This spring, Nadja Schmidt moved into a new, energy-efficient manufactured home at the West-Side Pines Cooperative in Bend. The move was a milestone for her—and for Energy Trust.
Energy Trust’s manufactured home replacement program—offered in partnership with Oregon Housing and Community Service and the nonprofit lender Craft3—provides guidance and cash incentives to help people with low or moderate incomes replace outdated, energy-inefficient manufactured homes with energy-saving models.
Older manufactured homes may be drafty and uncomfortable due to poor insulation, but costly repairs can exceed their value. They can also rack up energy bills up to 70% higher than site-built homes.
On the other hand, new manufactured homes reduce energy costs, are more comfortable and offer a healthier living environment.
Schmidt’s home is the first owner-occupied project in a manufactured housing park to participate in Energy Trust’s home replacement program—meaning that she owns the home she lives in, rather than leasing it from the owner of a manufactured home park. Her project is emblematic of future needs as thousands of Oregon residents who own outdate, inefficient manufactured homes.
Schmidt first became interested in buying a new manufactured home back in 2019 after attending a presentation by Craft3, which makes loans to people who don’t fit the typical lending profile and may miss out on the wealth-building opportunities of homeownership.
She was intrigued but hesitant.
“I had just paid off my student loan and was not really wanting to take on another debt,” she said. “Also, I just hate moving.”
Schmidt contacted Craft3 a year later to learn more about the process and decided to proceed. Energy Trust, OHCS and Craft3 collaborated to create an affordable financing opportunity for Schmidt.
Schmidt was a good candidate for Craft3’s Manufactured Home Replacement Loan since she was supporting herself with two seasonal jobs: working for the forest service in the summer and fall and teaching snowboarding in the winter.
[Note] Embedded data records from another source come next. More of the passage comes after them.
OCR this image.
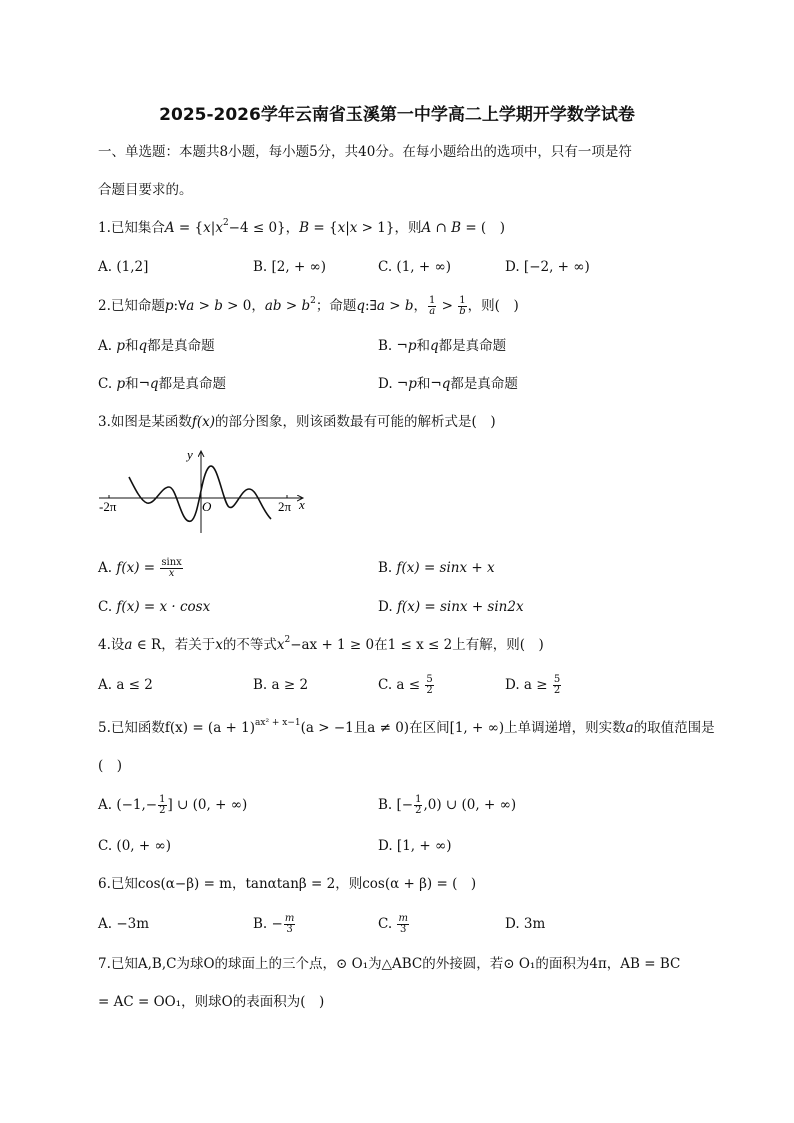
2025-2026学年云南省玉溪第一中学高二上学期开学数学试卷
一、单选题：本题共8小题，每小题5分，共40分。在每小题给出的选项中，只有一项是符
合题目要求的。
1.已知集合$A = \{x|x^2-4 \le 0\}$，B = {x|x > 1}，则A ∩ B = (　)
A. (1,2]	B. [2, + ∞)	C. (1, + ∞)	D. [−2, + ∞)
2.已知命题p:∀a > b > 0，ab > $b^2$；命题q:∃a > b， $\frac{1}{a} > \frac{1}{b}$ ，则(　)
A. p和q都是真命题	B. ¬p和q都是真命题
C. p和¬q都是真命题	D. ¬p和¬q都是真命题
3.如图是某函数f(x)的部分图象，则该函数最有可能的解析式是(　)
y
x
O
-2π	2π
A. $f(x) = \frac{\sin x}{x}$	B. f(x) = sinx + x
C. f(x) = x · cosx	D. f(x) = sinx + sin2x
4.设a ∈ R，若关于x的不等式$x^2-ax + 1 \ge 0$在1 ≤ x ≤ 2上有解，则(　)
A. a ≤ 2	B. a ≥ 2	C. $a \le \frac{5}{2}$	D. $a \ge \frac{5}{2}$
5.已知函数$f(x) = (a + 1)^{ax^2 + x-1}(a > -1$且a ≠ 0)在区间[1, + ∞)上单调递增，则实数a的取值范围是
(　)
A. ($-1,- \frac{1}{2}$ ] ∪ (0, + ∞)	B. [− $\frac{1}{2} ,0$) ∪ (0, + ∞)
C. (0, + ∞)	D. [1, + ∞)
6.已知cos(α−β) = m，tanαtanβ = 2，则cos(α + β) = (　)
A. −3m	B. − $\frac{m}{3}$	C. $\frac{m}{3}$	D. 3m
7.已知A,B,C为球O的球面上的三个点，⊙ O₁为△ABC的外接圆，若⊙ O₁的面积为4π，AB = BC
= AC = OO₁，则球O的表面积为(　)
Seasonal workers may not qualify for traditional loans, but Craft3 looks at loans differently.
“We view people through an equity lens when we underwrite loans,” said Tawny Reader, Craft3 consumer product manager. “We are committed to providing people with opportunities to create financial stability and create wealth.”
OHCS helped finance Schmidt’s new home by providing gap funding in the form of a forgivable loan.
“Since this was a new program, we came up with creative ways to finance this project,” said Chelsea Catto, a manufactured housing senior program analyst at OHCS. “To make this work for Nadja, all the partners brainstormed and shared resources. It was very gratifying to see it come together.”
Schmidt knew investing in a new manufactured home would be life changing. Her old home was in bad shape—cold in the winters and in need of many repairs—but she loved her neighborhood because her mother also lives at the West-Side Pines and her grandmother lives nearby.
Schmidt purchased her new home from Clayton Homes in Albany, Oregon, a design/build company that specializes in sustainable and affordable homes. Models like Schmidt’s have energy-efficient thermostats, appliances and windows and use high quality insulation in the walls, floor and ceiling.
“I knew my quality of life would go way up when I made this decision,” Schmidt said. “A new, warm and energy-efficient place to live just sounded awesome.”